In this episode, A Speeding Ticket . . .

This week I wanted to share an exciting bit of trivia from one of my online subscription newsletters, Interesting Facts that you might enjoy. Have you ever gotten a speeding ticket? Did you know that the first-ever speeding ticket was issued to a driver going 8 miles an hour?

Walter Arnold probably didn’t think he’d be making history when he took his “horseless carriage” for a spin through the humble English village of Paddock Wood in the borough of Tunbridge Wells in Kent, England, on January 28, 1896. But make history he did — by traveling at a blinding pace of 8 miles per hour on the main thoroughfare. And while you may find it difficult to believe that a bicycle-riding constable was able to catch up to him, the low-speed pursuit led to Arnold paying the first-ever speeding ticket.

The story has it, speeding wasn’t all he was charged with.

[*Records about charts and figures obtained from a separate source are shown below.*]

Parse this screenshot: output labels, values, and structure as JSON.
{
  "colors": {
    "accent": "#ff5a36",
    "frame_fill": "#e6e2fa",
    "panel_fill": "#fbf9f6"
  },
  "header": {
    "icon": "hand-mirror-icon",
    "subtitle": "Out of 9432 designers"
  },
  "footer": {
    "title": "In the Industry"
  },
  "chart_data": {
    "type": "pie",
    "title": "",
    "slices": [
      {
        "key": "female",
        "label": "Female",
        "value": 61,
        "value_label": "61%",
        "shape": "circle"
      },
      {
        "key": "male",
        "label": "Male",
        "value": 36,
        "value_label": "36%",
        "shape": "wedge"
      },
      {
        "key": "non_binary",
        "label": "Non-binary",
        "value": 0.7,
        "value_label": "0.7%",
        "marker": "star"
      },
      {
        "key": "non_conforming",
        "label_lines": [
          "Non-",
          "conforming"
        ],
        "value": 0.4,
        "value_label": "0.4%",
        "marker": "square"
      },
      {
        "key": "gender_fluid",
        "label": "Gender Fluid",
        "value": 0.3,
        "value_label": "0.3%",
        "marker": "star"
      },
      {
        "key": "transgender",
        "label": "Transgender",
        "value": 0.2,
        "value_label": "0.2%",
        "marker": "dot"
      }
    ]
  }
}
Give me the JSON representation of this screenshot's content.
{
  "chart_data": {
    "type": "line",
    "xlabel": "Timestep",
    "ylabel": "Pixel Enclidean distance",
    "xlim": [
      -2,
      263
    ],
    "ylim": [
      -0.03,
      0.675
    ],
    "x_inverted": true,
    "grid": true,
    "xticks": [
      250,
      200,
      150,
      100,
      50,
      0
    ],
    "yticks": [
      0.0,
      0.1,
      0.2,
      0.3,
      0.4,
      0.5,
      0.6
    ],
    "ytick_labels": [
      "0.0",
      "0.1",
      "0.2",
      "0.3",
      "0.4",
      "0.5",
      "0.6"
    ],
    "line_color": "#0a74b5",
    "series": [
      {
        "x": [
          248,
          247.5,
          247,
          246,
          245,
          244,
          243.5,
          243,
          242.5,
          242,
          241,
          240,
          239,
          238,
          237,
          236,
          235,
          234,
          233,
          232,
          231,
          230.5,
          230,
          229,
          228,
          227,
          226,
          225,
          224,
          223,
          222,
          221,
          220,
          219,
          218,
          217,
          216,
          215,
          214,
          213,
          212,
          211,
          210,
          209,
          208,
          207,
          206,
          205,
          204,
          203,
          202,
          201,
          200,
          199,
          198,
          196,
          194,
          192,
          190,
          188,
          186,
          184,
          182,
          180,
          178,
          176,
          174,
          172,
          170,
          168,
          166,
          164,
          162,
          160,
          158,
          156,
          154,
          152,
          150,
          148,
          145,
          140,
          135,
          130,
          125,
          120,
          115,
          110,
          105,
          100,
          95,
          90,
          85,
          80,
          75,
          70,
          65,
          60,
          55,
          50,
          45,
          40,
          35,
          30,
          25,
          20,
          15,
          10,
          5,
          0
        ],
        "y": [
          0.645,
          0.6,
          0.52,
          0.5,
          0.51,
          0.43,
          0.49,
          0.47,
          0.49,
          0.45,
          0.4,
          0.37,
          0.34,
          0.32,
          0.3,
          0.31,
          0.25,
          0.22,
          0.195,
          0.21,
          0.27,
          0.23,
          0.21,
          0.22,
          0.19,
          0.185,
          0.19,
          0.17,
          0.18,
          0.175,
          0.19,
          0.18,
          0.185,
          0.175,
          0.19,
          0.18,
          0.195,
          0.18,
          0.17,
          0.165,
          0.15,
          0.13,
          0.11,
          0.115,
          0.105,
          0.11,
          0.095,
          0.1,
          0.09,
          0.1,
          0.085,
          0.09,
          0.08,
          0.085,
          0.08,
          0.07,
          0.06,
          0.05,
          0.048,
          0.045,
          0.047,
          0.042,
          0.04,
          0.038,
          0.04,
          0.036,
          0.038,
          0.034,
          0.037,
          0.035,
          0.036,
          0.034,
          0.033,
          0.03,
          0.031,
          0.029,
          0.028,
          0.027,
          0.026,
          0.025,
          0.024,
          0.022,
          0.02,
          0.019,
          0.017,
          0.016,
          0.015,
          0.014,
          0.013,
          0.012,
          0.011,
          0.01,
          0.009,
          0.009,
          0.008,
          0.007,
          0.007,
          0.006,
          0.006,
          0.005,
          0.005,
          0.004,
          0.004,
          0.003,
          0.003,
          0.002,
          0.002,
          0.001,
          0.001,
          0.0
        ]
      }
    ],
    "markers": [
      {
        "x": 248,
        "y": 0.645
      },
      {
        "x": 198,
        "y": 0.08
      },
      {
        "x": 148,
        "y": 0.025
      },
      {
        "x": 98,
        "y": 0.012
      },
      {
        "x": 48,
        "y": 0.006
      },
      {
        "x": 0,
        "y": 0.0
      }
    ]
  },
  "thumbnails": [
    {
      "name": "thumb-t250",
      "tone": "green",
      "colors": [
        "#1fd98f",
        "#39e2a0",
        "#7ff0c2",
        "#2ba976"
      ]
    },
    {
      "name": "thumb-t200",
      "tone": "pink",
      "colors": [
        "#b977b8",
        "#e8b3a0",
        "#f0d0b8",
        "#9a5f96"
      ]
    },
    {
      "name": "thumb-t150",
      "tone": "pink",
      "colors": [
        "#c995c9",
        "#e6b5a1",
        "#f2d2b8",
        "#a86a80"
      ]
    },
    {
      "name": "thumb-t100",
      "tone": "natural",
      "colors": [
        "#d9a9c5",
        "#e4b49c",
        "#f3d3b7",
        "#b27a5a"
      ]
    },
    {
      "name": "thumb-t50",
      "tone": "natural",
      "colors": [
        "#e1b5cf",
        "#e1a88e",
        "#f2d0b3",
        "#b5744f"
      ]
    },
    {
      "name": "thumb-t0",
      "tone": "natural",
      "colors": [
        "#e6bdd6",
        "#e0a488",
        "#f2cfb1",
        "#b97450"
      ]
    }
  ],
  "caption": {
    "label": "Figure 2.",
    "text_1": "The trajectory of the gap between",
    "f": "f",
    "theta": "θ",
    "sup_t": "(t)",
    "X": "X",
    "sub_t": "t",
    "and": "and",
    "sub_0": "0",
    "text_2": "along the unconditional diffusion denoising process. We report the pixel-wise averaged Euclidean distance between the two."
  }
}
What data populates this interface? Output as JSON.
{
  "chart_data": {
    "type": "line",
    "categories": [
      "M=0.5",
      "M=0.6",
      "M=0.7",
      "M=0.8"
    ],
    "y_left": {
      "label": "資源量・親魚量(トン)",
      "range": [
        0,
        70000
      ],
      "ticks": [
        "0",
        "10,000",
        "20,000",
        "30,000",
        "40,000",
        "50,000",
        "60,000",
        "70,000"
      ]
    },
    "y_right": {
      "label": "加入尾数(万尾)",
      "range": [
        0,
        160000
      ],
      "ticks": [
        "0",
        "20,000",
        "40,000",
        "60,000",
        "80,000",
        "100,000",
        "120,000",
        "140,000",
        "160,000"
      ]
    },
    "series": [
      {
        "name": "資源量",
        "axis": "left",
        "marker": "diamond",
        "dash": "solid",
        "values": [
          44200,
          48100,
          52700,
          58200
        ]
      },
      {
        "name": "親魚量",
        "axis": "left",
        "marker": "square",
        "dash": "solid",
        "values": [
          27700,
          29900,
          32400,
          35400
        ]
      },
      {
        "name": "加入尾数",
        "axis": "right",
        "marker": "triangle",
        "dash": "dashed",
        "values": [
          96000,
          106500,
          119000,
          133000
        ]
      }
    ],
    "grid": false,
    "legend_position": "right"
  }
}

Arnold was cited on four accounts: using a “locomotive without a horse” (the nerve!) and on a public road, operating said contraption with fewer than three people, failing to display his name and address on that absolute manifestation of speed, and, finally, traveling at a higher velocity than 2 miles per hour.

Arnold, one of England’s first car dealers, was driving a Benz that fateful day and paid more than $300 in today’s money for his quartette of criminality. However, a few months later, he began marketing his own Arnold Motor Carriage to the public, a variant on the very Benz he was driving. Whether the whole thing was a publicity stunt or mere coincidence has never been proven.

There you have it. Be reminded that anything outside the norm is subject to criticism within the law. I would not suggest driving so slowly these days, especially on a freeway; you too will get a speeding ticket.

I’m Patrick Ball; thanks for listening; see you in the next episode.